Black night not crack but it can sunburn

June 9, 2022

It’s still common for African Americans to believe that they don’t need sunscreen as much as other ethnicities. However, while the melanin in black skin has some protective elements, it’s not enough to keep your skin from being damaged by the sun’s radiation. With the temperatures ticking up, it’s important to know how to protect your skin this summer from sunburn.

How the sun affects black skin

The melanin in black skin has been shown to offer some protection from the sun, but it’s far from enough. Without additiona lhelp, your skin can still burn if you’ve been in the sun for a while.

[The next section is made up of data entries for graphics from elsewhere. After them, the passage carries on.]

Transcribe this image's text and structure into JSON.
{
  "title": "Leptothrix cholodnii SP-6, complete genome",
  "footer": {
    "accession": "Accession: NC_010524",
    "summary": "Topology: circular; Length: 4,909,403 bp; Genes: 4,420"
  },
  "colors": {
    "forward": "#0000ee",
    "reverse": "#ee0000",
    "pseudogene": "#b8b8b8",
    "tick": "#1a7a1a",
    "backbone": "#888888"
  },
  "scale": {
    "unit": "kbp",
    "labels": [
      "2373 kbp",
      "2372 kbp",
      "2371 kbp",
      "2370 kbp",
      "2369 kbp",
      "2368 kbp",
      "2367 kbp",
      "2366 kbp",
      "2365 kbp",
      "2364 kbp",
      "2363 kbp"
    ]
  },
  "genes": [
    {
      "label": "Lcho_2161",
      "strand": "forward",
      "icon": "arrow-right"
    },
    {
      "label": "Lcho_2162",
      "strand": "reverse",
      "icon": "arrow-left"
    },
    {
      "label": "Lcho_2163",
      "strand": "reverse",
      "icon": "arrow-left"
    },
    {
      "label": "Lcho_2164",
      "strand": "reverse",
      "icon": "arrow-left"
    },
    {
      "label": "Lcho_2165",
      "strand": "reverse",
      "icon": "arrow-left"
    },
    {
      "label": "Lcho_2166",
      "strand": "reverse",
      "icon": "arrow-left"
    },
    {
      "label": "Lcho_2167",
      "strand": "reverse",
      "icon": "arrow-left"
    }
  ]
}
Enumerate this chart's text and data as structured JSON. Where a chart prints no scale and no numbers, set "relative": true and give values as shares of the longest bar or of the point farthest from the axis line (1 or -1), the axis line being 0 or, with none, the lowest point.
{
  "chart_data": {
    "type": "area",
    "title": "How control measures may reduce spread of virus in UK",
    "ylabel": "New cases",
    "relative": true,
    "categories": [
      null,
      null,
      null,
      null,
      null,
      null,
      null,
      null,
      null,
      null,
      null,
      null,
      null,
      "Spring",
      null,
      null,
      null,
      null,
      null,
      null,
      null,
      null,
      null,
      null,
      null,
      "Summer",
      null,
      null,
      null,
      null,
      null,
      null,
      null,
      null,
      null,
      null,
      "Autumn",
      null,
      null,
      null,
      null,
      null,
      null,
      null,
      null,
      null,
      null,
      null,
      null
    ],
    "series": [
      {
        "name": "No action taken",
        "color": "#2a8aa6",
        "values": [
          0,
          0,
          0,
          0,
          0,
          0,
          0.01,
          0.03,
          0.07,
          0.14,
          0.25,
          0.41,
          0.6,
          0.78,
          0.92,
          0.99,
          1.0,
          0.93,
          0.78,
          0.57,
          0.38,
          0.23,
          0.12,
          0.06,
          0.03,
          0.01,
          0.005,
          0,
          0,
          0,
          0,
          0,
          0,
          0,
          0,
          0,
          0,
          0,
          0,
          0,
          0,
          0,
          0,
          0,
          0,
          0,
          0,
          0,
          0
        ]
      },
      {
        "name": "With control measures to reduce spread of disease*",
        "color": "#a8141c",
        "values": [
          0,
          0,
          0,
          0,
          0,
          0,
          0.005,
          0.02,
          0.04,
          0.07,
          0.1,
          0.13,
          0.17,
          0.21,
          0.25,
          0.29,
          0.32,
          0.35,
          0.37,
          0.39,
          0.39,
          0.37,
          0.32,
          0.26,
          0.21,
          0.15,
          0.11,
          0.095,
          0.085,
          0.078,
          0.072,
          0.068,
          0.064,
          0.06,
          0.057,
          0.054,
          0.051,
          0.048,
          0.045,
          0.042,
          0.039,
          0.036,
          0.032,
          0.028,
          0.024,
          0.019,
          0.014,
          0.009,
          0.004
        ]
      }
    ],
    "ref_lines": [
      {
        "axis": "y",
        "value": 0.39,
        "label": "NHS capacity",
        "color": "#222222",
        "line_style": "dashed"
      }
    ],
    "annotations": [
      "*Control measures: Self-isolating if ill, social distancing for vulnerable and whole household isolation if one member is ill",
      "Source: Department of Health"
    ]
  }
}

It’s not as easy to detect sunburn on darker skin with the naked eye, but there are a few signs to look out for. Your skin may feel hot to the touch, itchy, painful, or irritated. Over time, you might also see some stripping as the skin heals.

Some effects you might not see immediately include sagging, hyperpigmentation, and loss of volume in certain areas of the face. With hyperpigmentation, you can get dark spots in specific areas that have varying sizes. These dark spots can be particularly problematic because of how difficult it can be to effectively treat them in black skin.

Finally, persistent sun damage may significantly increase your risk of developing skin cancer. While people with darker skin are less likely to have skin cancer than those with lighter skin, it’s still a threat.

Statistics show that 1 in 100,000 African Americans gets diagnosed with skin cancer annually. When you consider that it’s more common for black people to be diagnosed at the later stages of the disease, you can see why it pays to protect your skin.

Tips for choosing sunscreen

There are different types of sunscreens and a wide variety of brands, but the question is – What are you supposed to be looking for?

Generally, you need to find one that has broad-spectrum coverage. The sun’s radiation is on both the Ultraviolet A (UVA) and Ultraviolet B (UVB) spectrums. They affect the skin differently, but you need to be protected from both.

When it comes to the level of protection you need, dermatologists recommend going for products that have SPF30 and above. Bear in mind that higher protection doesn’t mean you can just leave it on all day without re-application. If you’ve been in the sun for at least two hours, it’s time to put more sunscreen on.

The final consideration is choosing between a chemical or mineral-based sunscreen. Mineral sunscreens are considered to be physical barriers to the sun’s radiation as they deflect the UVA and UVB rays from the skin. These products usually contain zinc oxide or titanium oxide. The main issue Black people have with mineral sunscreens is the white or purple appearance that it leaves on their skin. Though there are a few options that don’t do this, you might need to search for those that are specifically designed for African Americans.

Chemical sunscreens, on the other hand, tend to be lighter in consistency and appearance – making them ideal for darker skin. There is some question about their longevity, though, so you may need to re-apply them more frequently.

Chemical sunscreens protect you by reacting with the sun’s radiation before they can damage your skin. Typically, the ingredients used include oxybenzone, avobenzone, octisalate, octocrylene, homosalate, andoctinoxate. Again, it might be possible to find chemical sunscreens that are meant for people with darker skin.

When to see a dermatologist

If you’ve been going without sunscreen for a little while, it’s a good idea to see a dermatologist for a check-up. Depending on your skin, it can take a special instrument to detect the sun’s damage.

A quick visit to the dermatologist is also recommended if you’ve noticed any abnormalities in your skin or you feel that you’ve become more sensitive to the sun over time. Dermatologists can be great resources for finding your ideal sunscreen as well if you have sensitive skin or want a little more guidance about your options.

Whether you like it or not, black skin can definitely burn. If you spend prolonged periods in the sun without sunscreen, you’ll have an increased risk for skin damage as well as cancer. Even if you’ve been going without protection for years, there’s no time like the present to find the right sunscreen for you.